Lo que sí le preocupaba mucho era la posible transmisión a su mujer Sandra y a sus dos hijas, Sofía y Agustina. En su ph de Boedo, las tres debieron aislarse. Inclusive se aisló un amigo de Gustavo, con quien se había cruzado casualmente del trayecto del aeropuerto a su casa el 3 de marzo.
En el Hospital le hicieron todo tipo de estudios: hemograma completo, placa de tórax, análisis de orina hasta hisposados para descartar las otras cepas de gripes. “Todas daban bien”. En ese momento el protocolo indicaba hacerse dos tests: el primero dio resultado positivo para Covid-19.

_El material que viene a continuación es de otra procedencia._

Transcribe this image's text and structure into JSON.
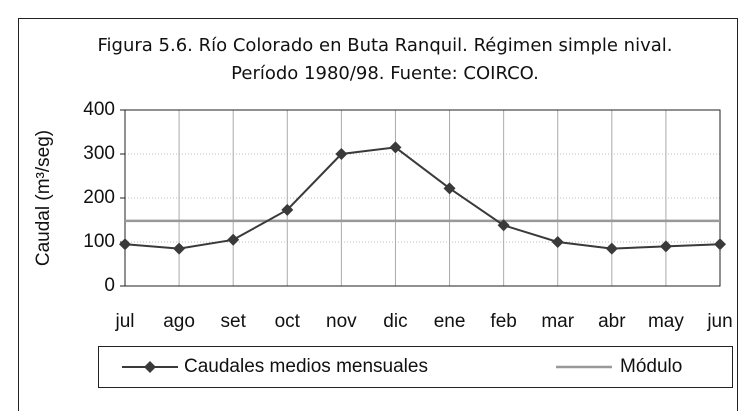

Asintomático, sin malestar, Gustavo se dedicó a trabajar en su empresa -dedicada las telecomunicaciones- desde su PC. “No miré una sola serie. Tampoco padecí estar aislado en el hospital, tenía wifi y mi computadora, así que me dediqué a mis clientes, ayude a las empresas a organizar el trabajo remoto, previendo lo que sucedería después”.

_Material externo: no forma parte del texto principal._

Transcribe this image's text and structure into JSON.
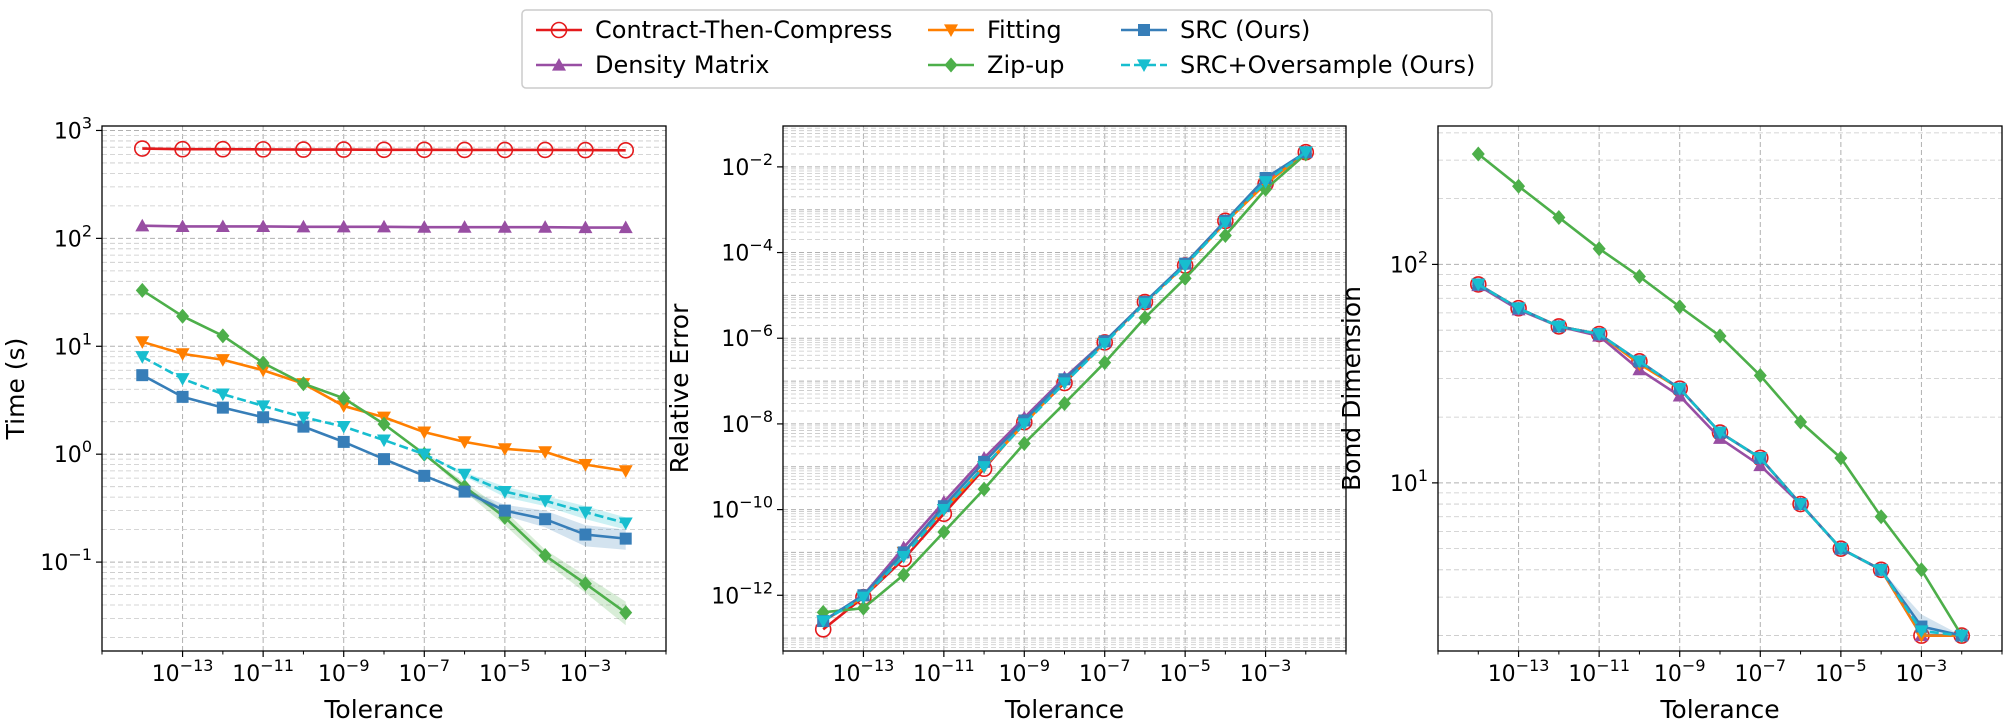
{
  "legend": [
    {
      "label": "Contract-Then-Compress",
      "color": "#e41a1c",
      "marker": "circle-open",
      "dash": "solid"
    },
    {
      "label": "Density Matrix",
      "color": "#984ea3",
      "marker": "triangle-up",
      "dash": "solid"
    },
    {
      "label": "Fitting",
      "color": "#ff7f00",
      "marker": "triangle-down",
      "dash": "solid"
    },
    {
      "label": "Zip-up",
      "color": "#4daf4a",
      "marker": "diamond",
      "dash": "solid"
    },
    {
      "label": "SRC (Ours)",
      "color": "#377eb8",
      "marker": "square",
      "dash": "solid"
    },
    {
      "label": "SRC+Oversample (Ours)",
      "color": "#17becf",
      "marker": "triangle-down",
      "dash": "dashed"
    }
  ],
  "chart_data": [
    {
      "type": "line",
      "xlabel": "Tolerance",
      "ylabel": "Time (s)",
      "xscale": "log",
      "yscale": "log",
      "xlim": [
        1e-15,
        0.1
      ],
      "ylim": [
        0.015,
        1100
      ],
      "grid": true,
      "xticks": [
        {
          "value": 1e-13,
          "base": "10",
          "exp": "−13"
        },
        {
          "value": 1e-11,
          "base": "10",
          "exp": "−11"
        },
        {
          "value": 1e-09,
          "base": "10",
          "exp": "−9"
        },
        {
          "value": 1e-07,
          "base": "10",
          "exp": "−7"
        },
        {
          "value": 1e-05,
          "base": "10",
          "exp": "−5"
        },
        {
          "value": 0.001,
          "base": "10",
          "exp": "−3"
        }
      ],
      "yticks": [
        {
          "value": 0.1,
          "base": "10",
          "exp": "−1"
        },
        {
          "value": 1,
          "base": "10",
          "exp": "0"
        },
        {
          "value": 10,
          "base": "10",
          "exp": "1"
        },
        {
          "value": 100,
          "base": "10",
          "exp": "2"
        },
        {
          "value": 1000,
          "base": "10",
          "exp": "3"
        }
      ],
      "x": [
        1e-14,
        1e-13,
        1e-12,
        1e-11,
        1e-10,
        1e-09,
        1e-08,
        1e-07,
        1e-06,
        1e-05,
        0.0001,
        0.001,
        0.01
      ],
      "series": [
        {
          "name": "Contract-Then-Compress",
          "values": [
            680,
            670,
            670,
            668,
            665,
            665,
            662,
            662,
            660,
            660,
            660,
            658,
            655
          ]
        },
        {
          "name": "Density Matrix",
          "values": [
            131,
            129,
            129,
            129,
            128,
            128,
            128,
            127,
            127,
            127,
            127,
            126,
            126
          ]
        },
        {
          "name": "Fitting",
          "values": [
            11,
            8.5,
            7.5,
            6,
            4.5,
            2.8,
            2.2,
            1.6,
            1.3,
            1.12,
            1.05,
            0.8,
            0.7
          ]
        },
        {
          "name": "Zip-up",
          "values": [
            33,
            19,
            12.5,
            7,
            4.5,
            3.3,
            1.9,
            1.0,
            0.5,
            0.26,
            0.115,
            0.063,
            0.034
          ],
          "band": [
            [
              33,
              33
            ],
            [
              19,
              19
            ],
            [
              12.5,
              12.5
            ],
            [
              7,
              7
            ],
            [
              4.5,
              4.5
            ],
            [
              3.3,
              3.3
            ],
            [
              1.9,
              1.9
            ],
            [
              1.0,
              1.0
            ],
            [
              0.45,
              0.55
            ],
            [
              0.22,
              0.3
            ],
            [
              0.1,
              0.13
            ],
            [
              0.052,
              0.075
            ],
            [
              0.026,
              0.043
            ]
          ]
        },
        {
          "name": "SRC (Ours)",
          "values": [
            5.4,
            3.4,
            2.7,
            2.2,
            1.8,
            1.3,
            0.9,
            0.63,
            0.45,
            0.3,
            0.25,
            0.18,
            0.165
          ],
          "band": [
            [
              5.4,
              5.4
            ],
            [
              3.4,
              3.4
            ],
            [
              2.7,
              2.7
            ],
            [
              2.2,
              2.2
            ],
            [
              1.8,
              1.8
            ],
            [
              1.3,
              1.3
            ],
            [
              0.9,
              0.9
            ],
            [
              0.63,
              0.63
            ],
            [
              0.43,
              0.48
            ],
            [
              0.27,
              0.34
            ],
            [
              0.21,
              0.3
            ],
            [
              0.14,
              0.22
            ],
            [
              0.13,
              0.2
            ]
          ]
        },
        {
          "name": "SRC+Oversample (Ours)",
          "values": [
            8.0,
            5.0,
            3.6,
            2.8,
            2.2,
            1.8,
            1.35,
            1.0,
            0.65,
            0.45,
            0.37,
            0.29,
            0.23
          ],
          "band": [
            [
              8.0,
              8.0
            ],
            [
              5.0,
              5.0
            ],
            [
              3.6,
              3.6
            ],
            [
              2.8,
              2.8
            ],
            [
              2.2,
              2.2
            ],
            [
              1.8,
              1.8
            ],
            [
              1.35,
              1.35
            ],
            [
              1.0,
              1.0
            ],
            [
              0.62,
              0.68
            ],
            [
              0.4,
              0.5
            ],
            [
              0.33,
              0.41
            ],
            [
              0.25,
              0.33
            ],
            [
              0.2,
              0.26
            ]
          ]
        }
      ]
    },
    {
      "type": "line",
      "xlabel": "Tolerance",
      "ylabel": "Relative Error",
      "xscale": "log",
      "yscale": "log",
      "xlim": [
        1e-15,
        0.1
      ],
      "ylim": [
        5e-14,
        0.09
      ],
      "grid": true,
      "xticks": [
        {
          "value": 1e-13,
          "base": "10",
          "exp": "−13"
        },
        {
          "value": 1e-11,
          "base": "10",
          "exp": "−11"
        },
        {
          "value": 1e-09,
          "base": "10",
          "exp": "−9"
        },
        {
          "value": 1e-07,
          "base": "10",
          "exp": "−7"
        },
        {
          "value": 1e-05,
          "base": "10",
          "exp": "−5"
        },
        {
          "value": 0.001,
          "base": "10",
          "exp": "−3"
        }
      ],
      "yticks": [
        {
          "value": 1e-12,
          "base": "10",
          "exp": "−12"
        },
        {
          "value": 1e-10,
          "base": "10",
          "exp": "−10"
        },
        {
          "value": 1e-08,
          "base": "10",
          "exp": "−8"
        },
        {
          "value": 1e-06,
          "base": "10",
          "exp": "−6"
        },
        {
          "value": 0.0001,
          "base": "10",
          "exp": "−4"
        },
        {
          "value": 0.01,
          "base": "10",
          "exp": "−2"
        }
      ],
      "x": [
        1e-14,
        1e-13,
        1e-12,
        1e-11,
        1e-10,
        1e-09,
        1e-08,
        1e-07,
        1e-06,
        1e-05,
        0.0001,
        0.001,
        0.01
      ],
      "series": [
        {
          "name": "Contract-Then-Compress",
          "values": [
            1.6e-13,
            9e-13,
            7e-12,
            8e-11,
            9e-10,
            1.1e-08,
            9e-08,
            8e-07,
            7e-06,
            5e-05,
            0.00055,
            0.004,
            0.022
          ]
        },
        {
          "name": "Density Matrix",
          "values": [
            2.5e-13,
            1e-12,
            1.3e-11,
            1.5e-10,
            1.6e-09,
            1.4e-08,
            1.2e-07,
            8.5e-07,
            7e-06,
            5.5e-05,
            0.00055,
            0.0045,
            0.022
          ]
        },
        {
          "name": "Fitting",
          "values": [
            2.5e-13,
            9e-13,
            1e-11,
            1e-10,
            1e-09,
            1e-08,
            1e-07,
            8e-07,
            7e-06,
            5e-05,
            0.0005,
            0.004,
            0.022
          ]
        },
        {
          "name": "Zip-up",
          "values": [
            4e-13,
            5e-13,
            3e-12,
            3e-11,
            3e-10,
            3.5e-09,
            3e-08,
            2.7e-07,
            3e-06,
            2.5e-05,
            0.00025,
            0.003,
            0.02
          ]
        },
        {
          "name": "SRC (Ours)",
          "values": [
            2.5e-13,
            1e-12,
            1e-11,
            1.2e-10,
            1.3e-09,
            1.2e-08,
            1.1e-07,
            8.5e-07,
            7e-06,
            5.5e-05,
            0.00055,
            0.0055,
            0.022
          ]
        },
        {
          "name": "SRC+Oversample (Ours)",
          "values": [
            2.5e-13,
            9e-13,
            8e-12,
            1e-10,
            1e-09,
            1e-08,
            9e-08,
            7.5e-07,
            6.5e-06,
            5e-05,
            0.0005,
            0.0045,
            0.022
          ]
        }
      ]
    },
    {
      "type": "line",
      "xlabel": "Tolerance",
      "ylabel": "Bond Dimension",
      "xscale": "log",
      "yscale": "log",
      "xlim": [
        1e-15,
        0.1
      ],
      "ylim": [
        1.7,
        430
      ],
      "grid": true,
      "xticks": [
        {
          "value": 1e-13,
          "base": "10",
          "exp": "−13"
        },
        {
          "value": 1e-11,
          "base": "10",
          "exp": "−11"
        },
        {
          "value": 1e-09,
          "base": "10",
          "exp": "−9"
        },
        {
          "value": 1e-07,
          "base": "10",
          "exp": "−7"
        },
        {
          "value": 1e-05,
          "base": "10",
          "exp": "−5"
        },
        {
          "value": 0.001,
          "base": "10",
          "exp": "−3"
        }
      ],
      "yticks": [
        {
          "value": 10,
          "base": "10",
          "exp": "1"
        },
        {
          "value": 100,
          "base": "10",
          "exp": "2"
        }
      ],
      "x": [
        1e-14,
        1e-13,
        1e-12,
        1e-11,
        1e-10,
        1e-09,
        1e-08,
        1e-07,
        1e-06,
        1e-05,
        0.0001,
        0.001,
        0.01
      ],
      "series": [
        {
          "name": "Contract-Then-Compress",
          "values": [
            81,
            63,
            52,
            48,
            36,
            27,
            17,
            13,
            8,
            5,
            4,
            2,
            2
          ]
        },
        {
          "name": "Density Matrix",
          "values": [
            80,
            62,
            52,
            47,
            33,
            25,
            16,
            12,
            8,
            5,
            4,
            2,
            2
          ]
        },
        {
          "name": "Fitting",
          "values": [
            81,
            63,
            52,
            48,
            35,
            27,
            17,
            13,
            8,
            5,
            4,
            2,
            2
          ]
        },
        {
          "name": "Zip-up",
          "values": [
            320,
            228,
            164,
            118,
            88,
            64,
            47,
            31,
            19,
            13,
            7,
            4,
            2
          ]
        },
        {
          "name": "SRC (Ours)",
          "values": [
            81,
            63,
            52,
            48,
            36,
            27,
            17,
            13,
            8,
            5,
            4,
            2.2,
            2
          ],
          "band": [
            [
              81,
              81
            ],
            [
              63,
              63
            ],
            [
              52,
              52
            ],
            [
              48,
              48
            ],
            [
              36,
              36
            ],
            [
              27,
              27
            ],
            [
              17,
              17
            ],
            [
              13,
              13
            ],
            [
              8,
              8
            ],
            [
              5,
              5
            ],
            [
              4,
              4
            ],
            [
              2,
              2.5
            ],
            [
              2,
              2
            ]
          ]
        },
        {
          "name": "SRC+Oversample (Ours)",
          "values": [
            81,
            63,
            52,
            48,
            36,
            27,
            17,
            13,
            8,
            5,
            4,
            2.1,
            2
          ]
        }
      ]
    }
  ]
}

El 13 de marzo le dieron el alta hospitalaria y pudo regresar a su casa, pero debía permanecer aislado de su familia. “Esa fue la peor parte, la más molesta. Las tenía a metros pero no podía compartir el tiempo con ellas”, reconoce.
Reacomodaron el PH de tres plantas para evitar el contacto estrecho. “Mis hijas durmiendo en un sofá cama del living, mi mujer en la habitación de al lado y yo en otro cuarto con baño propio. Venían a saludarme por la ventana. A la hora de comer, Sandra me dejaba la comida en un bandeja. Sinceramante me sentía encerrado en el medio del encierro”, describe cómo fueron esos largos 14 días.
A pesar de la situación incómoda, Dattoli destaca el apoyo recibido por parte del Gobierno de la Ciudad. “Cuando estuve internado, Sandra quedó sola con mis dos hijas, tenía que cuidarlas, ordenar la casa y no tenía autorización para salir de casa por haber estado en contacto conmigo. Ellos le trajeron viandas diariamente”.
También resalta la preocupación de los vecinos y los padres del colegio: “Fueron atentos en llamarme, o escribirme preguntándome cómo estaba. A su vez, se sentían aliviados porque el 4 de marzo (el día posterior a su arribo) no había ido a buscar mis hijas al colegio.”
Una vez cumplidas las dos semanas, el sábado 28 de marzo, empezó la otra etapa del aislamiento, preventivo y obligatorio, decretado por el presidente Alberto Fernandez hasta el 13 de abril. “La llamo la cuarentena general. Nos reencontramos los cuatros. Podría ir a trabajar, porque es considerado una tarea esencial, pero prefiero seguir desde el living. No piso la calle desde el 3 de marzo”.
La rutina familiar está en proceso de organización, básicamente recuperando el tiempo perdido. Este lunes volvió a compartir el cuarto con Sandra y las niñas durmieron en su habitación. “Hacemos la tarea, ordenamos, cocinamos y miramos películas. Se nos corrieron los horarios de las comidas, el estudio y el descanso, pero no es algo que me preocupe”.
Al día de la fecha, Gustavo Dattoli se realizó tres análisis para detectar coronavirus. Y aún se encuentra a la espera de los resultados que fueron enviados al Instituto Malbrán.

En estos casi 30 días, su vida tuvo varios sobresaltos: “No sé si me contagié en Venecia, también podría haber sido en los aeropuertos, pero es por lo único que me echó la culpa”.
El lado positivo de la secuencia del viaje, es que una vez que arribó de Milán se resguardó 48 horas en su casa. “En ese entonces, la indicación del gobierno era estar alerta a los síntomas haciendo vida normal, preferí no ir a trabajar… ¡menos mal! porque sino la historia hubiese sido otra”.